Pocas estrellas vivieron contrastes tan severos entre las desgracias de su vida, que incluían penurias en lo personal y profesional, y el esplendoroso y divertido carisma de su trabajo como le sucedieron a Marilyn Monroe. Ella estuvo presente en lo que se siguen considerando comedias imprescindibles, así como algunos musicales llenos de color.
Para bien y para mal, Monroe estableció eslabón entre un proceder todavía tiránico de los estudios de cine del Hollywood clásico y las nuevas corrientes que estaban surgiendo por la época. Además de trabajar con cineastas encomiables, fue parte del reclamo de una película con intención de hacer historia como ‘Cómo casarse con un millonario’ (’How to Marry a Millionarie’).
Matrimoniadas a toda costa
Suena exagerado hablar así de una comedia romántica de enredos con alguna pretensión musical como esta, pero la película de Monroe con Lauren Bacall y Betty Grable consiguió el logro de ser la primera película terminada con la tecnología de Cinemascope. Con ella consiguieron un espectáculo grande y colorido que hoy se va a poder ver en televisión a través de La 2 a partir de las 22:20 horas.
Tres mujeres que hacen de modelos profesionales, Schatze, Pola y Loco, se sitúan en un exclusivo apartamento de Nueva York con un objetivo: emplear sus talentos para dejar atrás romances baratos y vidas más baratas, intentando pescar a millonarios que les solucionen la papeleta de por vida. Sus planes son ambiciosos, tanto que se vuelven difíciles de cumplir.

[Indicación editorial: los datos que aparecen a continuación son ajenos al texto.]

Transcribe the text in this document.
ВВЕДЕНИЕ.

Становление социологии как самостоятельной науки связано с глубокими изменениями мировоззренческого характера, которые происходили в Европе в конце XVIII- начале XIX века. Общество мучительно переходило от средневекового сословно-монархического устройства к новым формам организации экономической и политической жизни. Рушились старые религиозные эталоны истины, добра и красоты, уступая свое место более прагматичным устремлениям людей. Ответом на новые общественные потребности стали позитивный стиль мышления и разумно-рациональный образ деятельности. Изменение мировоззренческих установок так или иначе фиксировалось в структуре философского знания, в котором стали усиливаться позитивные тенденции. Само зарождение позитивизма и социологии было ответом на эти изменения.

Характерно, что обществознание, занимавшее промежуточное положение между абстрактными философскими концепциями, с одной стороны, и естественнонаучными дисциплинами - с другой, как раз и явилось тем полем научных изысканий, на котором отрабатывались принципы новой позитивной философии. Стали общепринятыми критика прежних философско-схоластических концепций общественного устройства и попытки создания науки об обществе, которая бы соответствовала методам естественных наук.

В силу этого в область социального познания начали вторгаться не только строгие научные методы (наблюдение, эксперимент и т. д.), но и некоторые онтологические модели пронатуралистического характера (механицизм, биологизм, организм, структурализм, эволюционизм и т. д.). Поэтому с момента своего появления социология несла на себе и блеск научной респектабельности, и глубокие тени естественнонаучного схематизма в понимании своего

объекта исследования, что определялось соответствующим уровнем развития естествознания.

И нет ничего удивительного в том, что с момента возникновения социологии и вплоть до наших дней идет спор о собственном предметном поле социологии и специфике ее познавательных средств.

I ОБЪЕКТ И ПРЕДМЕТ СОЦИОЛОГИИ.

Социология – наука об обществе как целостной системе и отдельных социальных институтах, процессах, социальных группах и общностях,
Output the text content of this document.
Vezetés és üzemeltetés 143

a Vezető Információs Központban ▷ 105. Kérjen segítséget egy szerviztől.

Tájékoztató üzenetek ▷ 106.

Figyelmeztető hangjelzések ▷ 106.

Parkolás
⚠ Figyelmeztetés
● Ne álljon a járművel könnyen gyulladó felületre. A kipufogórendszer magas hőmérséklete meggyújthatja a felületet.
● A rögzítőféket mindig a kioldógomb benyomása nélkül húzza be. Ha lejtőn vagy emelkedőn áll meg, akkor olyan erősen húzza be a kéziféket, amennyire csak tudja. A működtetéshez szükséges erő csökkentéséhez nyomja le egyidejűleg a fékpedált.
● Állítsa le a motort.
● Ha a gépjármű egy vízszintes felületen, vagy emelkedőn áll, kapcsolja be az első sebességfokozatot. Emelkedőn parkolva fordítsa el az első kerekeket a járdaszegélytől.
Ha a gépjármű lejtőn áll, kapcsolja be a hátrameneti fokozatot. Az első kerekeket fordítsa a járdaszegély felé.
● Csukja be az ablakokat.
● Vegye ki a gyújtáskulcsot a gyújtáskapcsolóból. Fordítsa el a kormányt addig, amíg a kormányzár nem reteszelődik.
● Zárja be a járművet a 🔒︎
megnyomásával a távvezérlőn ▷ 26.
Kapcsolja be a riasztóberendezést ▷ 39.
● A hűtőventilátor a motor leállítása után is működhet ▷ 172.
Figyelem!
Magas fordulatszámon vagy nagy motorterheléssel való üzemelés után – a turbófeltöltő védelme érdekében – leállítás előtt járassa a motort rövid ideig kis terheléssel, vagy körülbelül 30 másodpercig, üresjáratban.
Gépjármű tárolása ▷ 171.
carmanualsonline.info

Si la premisa suena a algo especialmente casposo para los estándares que manejamos ya en 2026, verla en ejecución resulta impactante porque hasta resulta antigua para el contexto de su época. No hay ni el más mínimo intento de subversión que de agencia a sus personajes, o que de pie a una revisión contemporánea que se acerque al empoderamiento.
‘Cómo casarse con un millonaria’: extrañamente rígida
Claro, pedir cosas así con la ventaja que proporciona el tiempo tiene mucho de ventajista. Pero tampoco es que la adaptación de Jean Negulesco de este material de para mucho que haga reivindicarla como logro artesano o divertimento poco pretencioso, aunque pueda aterrizarle alguna gracia. Su puesta en escena es teatral hasta el extremo, y rígida como un polo que te olvidaste en el fondo del congelador del verano pasado.
Se puede apreciar al menos el intento de hacer lucir vistosos y grandes los colores del vestuario, una muestra de que había una dedicación en estos aspectos que al menos se hace apetecible de ver en contraste con el presente. Eso y que Monroe y también Bacall tienen carisma para llenar la pantalla y conducir medianamente una función. Suena a poco, pero realmente es suficiente.